Extreme Examples Aren’t Helpful
|You say Westboro, I say bin Laden
You say Crusaders, I say Joe Stalin
Westboro! bin Laden!
Crusaders! Joe Stalin!
Let’s call the whole thing off!
Well, that was weird …
Have you noticed how many arguments between people of different religious groups, or between religious and non-religious people end up reduced to extreme name-calling? And by extreme name-calling, I mean trying to associate the other side with the absolute worst possible examples from human history you can think of. The thought process seems to be:
You know who else believed like you? [Insert shocking person or group here]! That’s who!
The worst part of this sort of argumentation is that the examples usually are extreme … and we know it! It’s one of the most dishonest ways people argue on the internet.

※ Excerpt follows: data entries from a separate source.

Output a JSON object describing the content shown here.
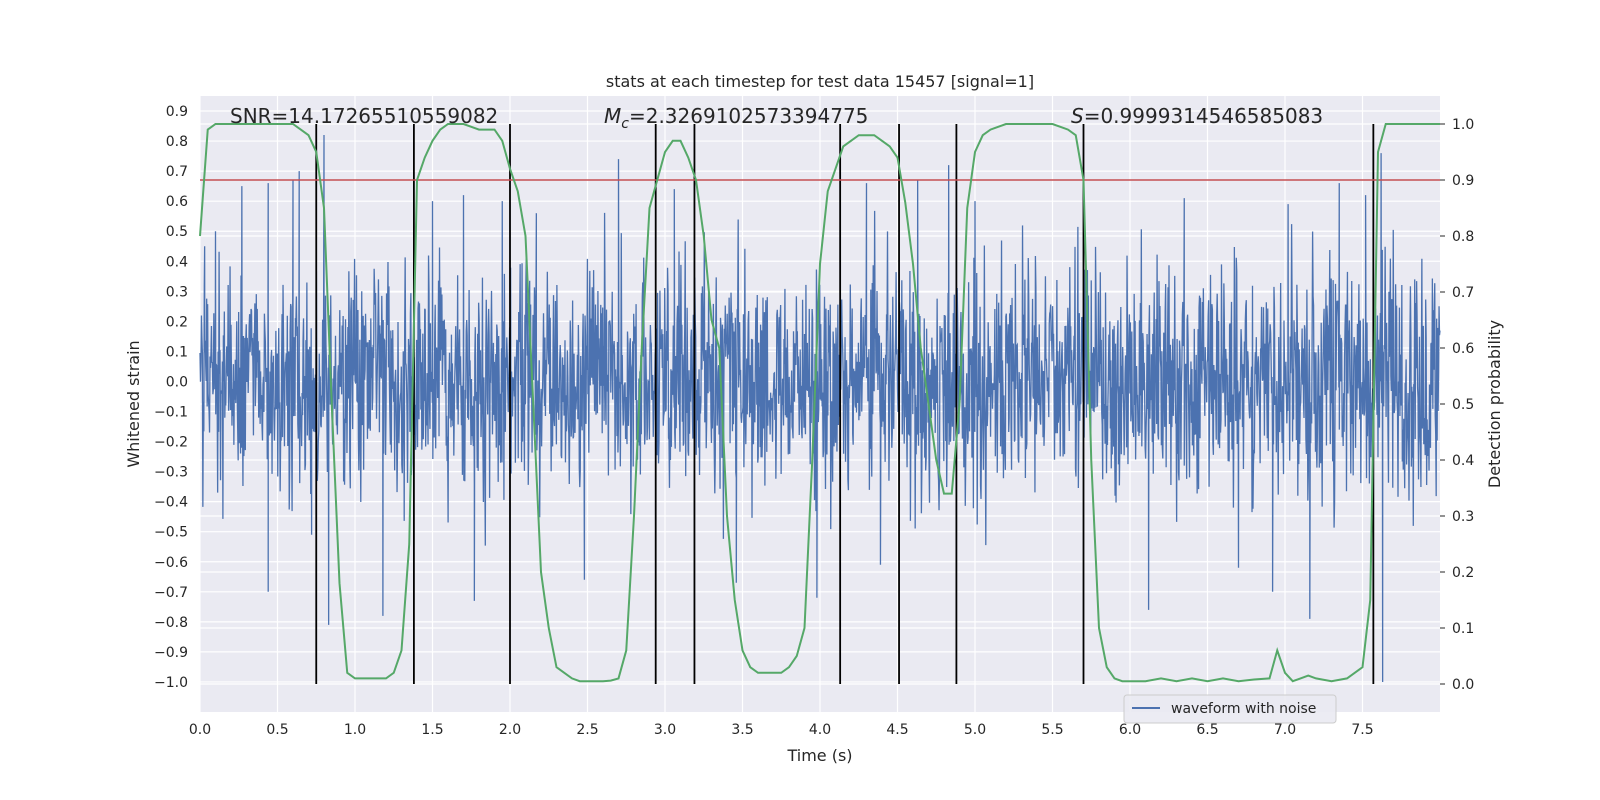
{
  "chart_data": {
    "type": "line",
    "title": "stats at each timestep for test data 15457 [signal=1]",
    "xlabel": "Time (s)",
    "ylabel_left": "Whitened strain",
    "ylabel_right": "Detection probability",
    "xlim": [
      0,
      8
    ],
    "ylim_left": [
      -1.1,
      0.95
    ],
    "ylim_right": [
      -0.05,
      1.05
    ],
    "x_ticks": [
      "0.0",
      "0.5",
      "1.0",
      "1.5",
      "2.0",
      "2.5",
      "3.0",
      "3.5",
      "4.0",
      "4.5",
      "5.0",
      "5.5",
      "6.0",
      "6.5",
      "7.0",
      "7.5"
    ],
    "y_ticks_left": [
      "−1.0",
      "−0.9",
      "−0.8",
      "−0.7",
      "−0.6",
      "−0.5",
      "−0.4",
      "−0.3",
      "−0.2",
      "−0.1",
      "0.0",
      "0.1",
      "0.2",
      "0.3",
      "0.4",
      "0.5",
      "0.6",
      "0.7",
      "0.8",
      "0.9"
    ],
    "y_ticks_right": [
      "0.0",
      "0.1",
      "0.2",
      "0.3",
      "0.4",
      "0.5",
      "0.6",
      "0.7",
      "0.8",
      "0.9",
      "1.0"
    ],
    "grid": true,
    "background_color": "#eaeaf2",
    "annotations": {
      "snr_text": "SNR=14.17265510559082",
      "mc_symbol": "M",
      "mc_subscript": "c",
      "mc_value": "=2.3269102573394775",
      "s_symbol": "S",
      "s_value": "=0.9999314546585083"
    },
    "threshold": {
      "axis": "right",
      "y": 0.9,
      "color": "#c44e52"
    },
    "vertical_lines": {
      "color": "#000000",
      "x": [
        0.75,
        1.38,
        2.0,
        2.94,
        3.19,
        4.13,
        4.51,
        4.88,
        5.7,
        7.57
      ]
    },
    "series": [
      {
        "name": "waveform with noise",
        "axis": "left",
        "color": "#4c72b0",
        "kind": "noise",
        "typical_amplitude": 0.35,
        "peak_values": [
          [
            0.03,
            0.45
          ],
          [
            0.1,
            0.5
          ],
          [
            0.27,
            0.65
          ],
          [
            0.44,
            0.66
          ],
          [
            0.6,
            0.67
          ],
          [
            0.64,
            0.7
          ],
          [
            0.8,
            0.82
          ],
          [
            0.72,
            -0.51
          ],
          [
            0.83,
            -0.81
          ],
          [
            0.44,
            -0.7
          ],
          [
            1.18,
            -0.78
          ],
          [
            1.5,
            0.6
          ],
          [
            1.7,
            0.62
          ],
          [
            1.77,
            -0.73
          ],
          [
            1.95,
            0.6
          ],
          [
            2.17,
            0.56
          ],
          [
            2.48,
            -0.66
          ],
          [
            2.7,
            0.74
          ],
          [
            3.06,
            0.64
          ],
          [
            3.46,
            -0.67
          ],
          [
            3.98,
            -0.72
          ],
          [
            4.3,
            0.66
          ],
          [
            4.39,
            -0.61
          ],
          [
            4.63,
            0.67
          ],
          [
            4.83,
            0.72
          ],
          [
            5.0,
            0.6
          ],
          [
            6.12,
            -0.76
          ],
          [
            6.35,
            0.61
          ],
          [
            6.7,
            -0.62
          ],
          [
            6.92,
            -0.7
          ],
          [
            7.02,
            0.59
          ],
          [
            7.16,
            -0.79
          ],
          [
            7.35,
            0.66
          ],
          [
            7.52,
            0.62
          ],
          [
            7.62,
            0.76
          ],
          [
            7.63,
            -1.0
          ]
        ]
      },
      {
        "name": "",
        "axis": "right",
        "color": "#55a868",
        "x": [
          0.0,
          0.05,
          0.1,
          0.2,
          0.3,
          0.4,
          0.5,
          0.6,
          0.65,
          0.7,
          0.75,
          0.8,
          0.85,
          0.9,
          0.95,
          1.0,
          1.05,
          1.1,
          1.15,
          1.2,
          1.25,
          1.3,
          1.35,
          1.4,
          1.45,
          1.5,
          1.55,
          1.6,
          1.7,
          1.8,
          1.9,
          1.95,
          2.0,
          2.05,
          2.1,
          2.15,
          2.2,
          2.25,
          2.3,
          2.35,
          2.4,
          2.45,
          2.5,
          2.55,
          2.6,
          2.65,
          2.7,
          2.75,
          2.8,
          2.85,
          2.9,
          2.95,
          3.0,
          3.05,
          3.1,
          3.15,
          3.2,
          3.25,
          3.3,
          3.35,
          3.4,
          3.45,
          3.5,
          3.55,
          3.6,
          3.65,
          3.7,
          3.75,
          3.8,
          3.85,
          3.9,
          3.95,
          4.0,
          4.05,
          4.1,
          4.15,
          4.2,
          4.25,
          4.3,
          4.35,
          4.4,
          4.45,
          4.5,
          4.55,
          4.6,
          4.65,
          4.7,
          4.75,
          4.8,
          4.85,
          4.9,
          4.95,
          5.0,
          5.05,
          5.1,
          5.2,
          5.3,
          5.4,
          5.5,
          5.6,
          5.65,
          5.7,
          5.75,
          5.8,
          5.85,
          5.9,
          5.95,
          6.0,
          6.1,
          6.2,
          6.3,
          6.4,
          6.5,
          6.6,
          6.7,
          6.8,
          6.9,
          6.95,
          7.0,
          7.05,
          7.1,
          7.15,
          7.2,
          7.3,
          7.4,
          7.45,
          7.5,
          7.55,
          7.6,
          7.65,
          7.7,
          7.8,
          7.9,
          8.0
        ],
        "values": [
          0.8,
          0.99,
          1.0,
          1.0,
          1.0,
          1.0,
          1.0,
          1.0,
          0.99,
          0.98,
          0.95,
          0.85,
          0.5,
          0.18,
          0.02,
          0.01,
          0.01,
          0.01,
          0.01,
          0.01,
          0.02,
          0.06,
          0.25,
          0.9,
          0.94,
          0.97,
          0.99,
          1.0,
          1.0,
          0.99,
          0.99,
          0.97,
          0.92,
          0.88,
          0.8,
          0.5,
          0.2,
          0.1,
          0.03,
          0.02,
          0.01,
          0.005,
          0.005,
          0.005,
          0.005,
          0.006,
          0.01,
          0.06,
          0.3,
          0.6,
          0.85,
          0.9,
          0.95,
          0.97,
          0.97,
          0.94,
          0.9,
          0.8,
          0.65,
          0.6,
          0.3,
          0.15,
          0.06,
          0.03,
          0.02,
          0.02,
          0.02,
          0.02,
          0.03,
          0.05,
          0.1,
          0.4,
          0.75,
          0.88,
          0.92,
          0.96,
          0.97,
          0.98,
          0.98,
          0.98,
          0.97,
          0.96,
          0.94,
          0.86,
          0.75,
          0.6,
          0.5,
          0.4,
          0.34,
          0.34,
          0.5,
          0.85,
          0.95,
          0.98,
          0.99,
          1.0,
          1.0,
          1.0,
          1.0,
          0.99,
          0.98,
          0.9,
          0.4,
          0.1,
          0.03,
          0.01,
          0.005,
          0.005,
          0.005,
          0.01,
          0.005,
          0.01,
          0.005,
          0.01,
          0.005,
          0.008,
          0.01,
          0.06,
          0.02,
          0.005,
          0.01,
          0.015,
          0.01,
          0.005,
          0.01,
          0.02,
          0.03,
          0.15,
          0.95,
          1.0,
          1.0,
          1.0,
          1.0,
          1.0
        ]
      }
    ],
    "legend": {
      "position": "bottom-right",
      "entries": [
        "waveform with noise"
      ]
    }
  }
}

Take excerpts from our awkward little lyric at the beginning of the post, for example. Does anyone out there really think that Phelps and Westboro Baptist … *cough* … “Church” represent normal Christian thought and action? Does anyone really think that they are typical of Christianity’s legacy around the globe? What about Joseph Stalin? Does anyone out there really think that all atheists are merely genocidal maniacs who don’t yet have the power to expose themselves for what they really are? Does anyone really want to draw a logical chain for us between not believing in God and killing 30 million people?
Reducing belief in a supernatural beings to protesting homosexual funerals, blowing up buildings, or burning the books of other religious groups is silly. Similarly, saying that people who don’t believe in a a supernatural being de facto don’t have morals or ethics, or don’t care about their fellow human beings is just as silly.